Für Bärbel Mohrmann wäre dies eine Variante, mit der die Veranstalter leben könnten. Sie könnte sich auch für einen künstlichen Hitzeschutz erwärmen, wie er jüngst von einem Unternehmen aus Oberaichen ins Gespräch gebracht wurde. Die Firma SL Rasch – spezialisiert auf die Herstellung von Großschirmen – hatte vorgeschlagen, anstelle des natürlichen Grüns sechs große Metallschirme zu installieren. Falls aber Bäume doch fix im Untergrund verankert werden sollten, hält Veranstaltersprecherin Mohrmann es nicht für ausgeschlossen, dass das eine oder andere Event künftig gar nicht mehr stattfindet: „Wir vom Weindorf müssten zumindest unsere Konzeption völlig neu überdenken.“

Ein Kommentar von Jan Sellner

Wasch mir den Pelz, aber mach mich nicht nass. Dieses Sprichwort beschreibt die Diskussion über eine mögliche Baumreihe auf dem Marktplatz treffend.
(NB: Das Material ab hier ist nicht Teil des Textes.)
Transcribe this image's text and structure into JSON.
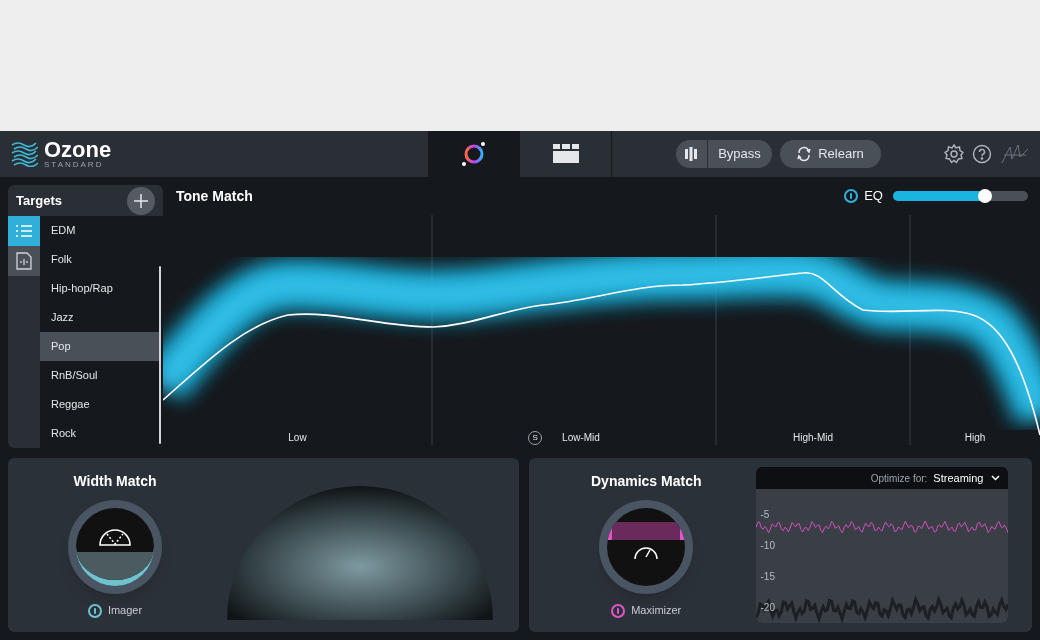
{
  "header": {
    "logo": "Ozone",
    "logo_sub": "STANDARD",
    "view_tabs": [
      {
        "kind": "match",
        "selected": true
      },
      {
        "kind": "modules",
        "selected": false
      }
    ],
    "bypass": "Bypass",
    "relearn": "Relearn"
  },
  "targets": {
    "title": "Targets",
    "modes": [
      {
        "kind": "list",
        "selected": true
      },
      {
        "kind": "file",
        "selected": false
      }
    ],
    "items": [
      {
        "label": "EDM",
        "selected": false
      },
      {
        "label": "Folk",
        "selected": false
      },
      {
        "label": "Hip-hop/Rap",
        "selected": false
      },
      {
        "label": "Jazz",
        "selected": false
      },
      {
        "label": "Pop",
        "selected": true
      },
      {
        "label": "RnB/Soul",
        "selected": false
      },
      {
        "label": "Reggae",
        "selected": false
      },
      {
        "label": "Rock",
        "selected": false
      }
    ]
  },
  "tone_match": {
    "title": "Tone Match",
    "eq": {
      "label": "EQ",
      "on": true,
      "level": 0.68
    },
    "solo": "S",
    "bands": [
      {
        "label": "Low"
      },
      {
        "label": "Low-Mid"
      },
      {
        "label": "High-Mid"
      },
      {
        "label": "High"
      }
    ]
  },
  "width_match": {
    "title": "Width Match",
    "module": "Imager",
    "on": true
  },
  "dynamics_match": {
    "title": "Dynamics Match",
    "module": "Maximizer",
    "on": true,
    "optimize_label": "Optimize for:",
    "optimize_value": "Streaming",
    "axis_labels": [
      "-5",
      "-10",
      "-15",
      "-20"
    ]
  }
}
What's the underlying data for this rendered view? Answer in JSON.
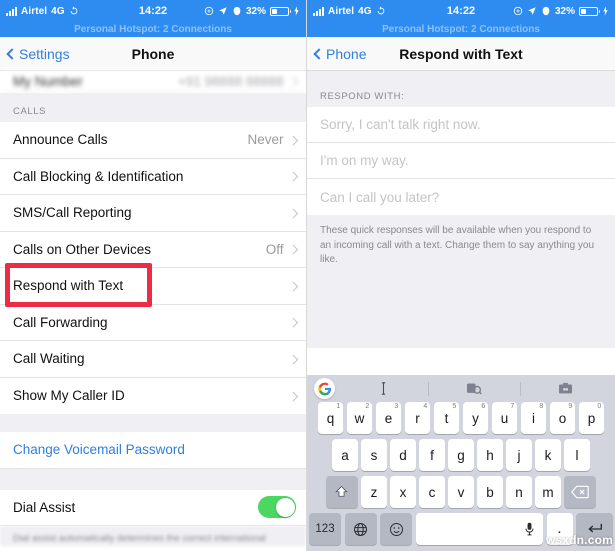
{
  "status_bar": {
    "carrier": "Airtel",
    "network": "4G",
    "time": "14:22",
    "battery_percent": "32%",
    "icons": [
      "signal-bars-icon",
      "sync-icon",
      "screen-mirroring-icon",
      "location-arrow-icon",
      "alarm-icon",
      "battery-icon",
      "charging-bolt-icon"
    ]
  },
  "hotspot_banner": "Personal Hotspot: 2 Connections",
  "left_screen": {
    "nav": {
      "back_label": "Settings",
      "title": "Phone"
    },
    "top_row": {
      "label": "My Number",
      "value": "+91 98888 88888"
    },
    "sections": [
      {
        "header": "CALLS",
        "rows": [
          {
            "label": "Announce Calls",
            "value": "Never",
            "chevron": true
          },
          {
            "label": "Call Blocking & Identification",
            "value": "",
            "chevron": true
          },
          {
            "label": "SMS/Call Reporting",
            "value": "",
            "chevron": true
          },
          {
            "label": "Calls on Other Devices",
            "value": "Off",
            "chevron": true
          },
          {
            "label": "Respond with Text",
            "value": "",
            "chevron": true
          },
          {
            "label": "Call Forwarding",
            "value": "",
            "chevron": true
          },
          {
            "label": "Call Waiting",
            "value": "",
            "chevron": true
          },
          {
            "label": "Show My Caller ID",
            "value": "",
            "chevron": true
          }
        ]
      }
    ],
    "voicemail_link": "Change Voicemail Password",
    "dial_assist": {
      "label": "Dial Assist",
      "enabled": true
    },
    "dial_assist_footnote": "Dial assist automatically determines the correct international"
  },
  "right_screen": {
    "nav": {
      "back_label": "Phone",
      "title": "Respond with Text"
    },
    "group_header": "RESPOND WITH:",
    "responses": [
      "Sorry, I can't talk right now.",
      "I'm on my way.",
      "Can I call you later?"
    ],
    "footnote": "These quick responses will be available when you respond to an incoming call with a text. Change them to say anything you like."
  },
  "keyboard": {
    "toolbar": [
      "google-logo-icon",
      "text-cursor-icon",
      "sticker-search-icon",
      "clipboard-icon"
    ],
    "row1": [
      {
        "key": "q",
        "num": "1"
      },
      {
        "key": "w",
        "num": "2"
      },
      {
        "key": "e",
        "num": "3"
      },
      {
        "key": "r",
        "num": "4"
      },
      {
        "key": "t",
        "num": "5"
      },
      {
        "key": "y",
        "num": "6"
      },
      {
        "key": "u",
        "num": "7"
      },
      {
        "key": "i",
        "num": "8"
      },
      {
        "key": "o",
        "num": "9"
      },
      {
        "key": "p",
        "num": "0"
      }
    ],
    "row2": [
      "a",
      "s",
      "d",
      "f",
      "g",
      "h",
      "j",
      "k",
      "l"
    ],
    "row3": [
      "z",
      "x",
      "c",
      "v",
      "b",
      "n",
      "m"
    ],
    "shift_label": "shift-icon",
    "backspace_label": "backspace-icon",
    "numbers_key": "123",
    "globe_key": "globe-icon",
    "emoji_key": "emoji-icon",
    "space_key": "",
    "mic_icon": "mic-icon",
    "period_key": ".",
    "enter_key": "enter-icon"
  },
  "highlight": {
    "color": "#ec2b44",
    "target": "Respond with Text"
  },
  "watermark": "wsxdn.com"
}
Alle reden vom Klimaschutz und wollen mehr Bäume haben, wenn’s aber konkret wird, dann sollen’s unsichtbare Bäume sein. Solche, die nicht im Weg stehen und den Betrieb nicht stören.

Angesichts der Bedenken, die von City-Initiative, Marktbeschickern und Veranstaltern formuliert werden, entsteht der Eindruck, der Marktplatz solle in ein Waldschutzgebiet verwandelt werden. Dabei hat ein Stadtklimatologe lediglich empfohlen, eine schmale Baumreihe am Rande des Marktplatzes anzulegen. Damit sind gewisse Platzbeschränkungen, mitnichten aber der Untergang des Weindorfes, des Weihnachtsmarktes, des Festes der Kulturen oder gar des Abendlandes verbunden. Wer das nicht glaubt, der darf sich gerne ein paar Schritte weiter auf den erfreulich üppig bewaldeten Karlsplatz begeben, wo trotz geschlossener, doppelter Baumreihe mit großem Erfolg Fischmarkt, Flohmarkt und der finnische Weihnachtsmarkt stattfinden.

In Kurzform: Die Vorteile einer Baumreihe überwiegen die Nachteile bei Weitem. Der Marktplatz würde durch natürliche Schattenspender an Aufenthaltsqualität gewinnen. Pelzwaschen ohne Nasswerden geht nicht. So wenig wie ein besseres Stadtklima ohne mehr Bäume.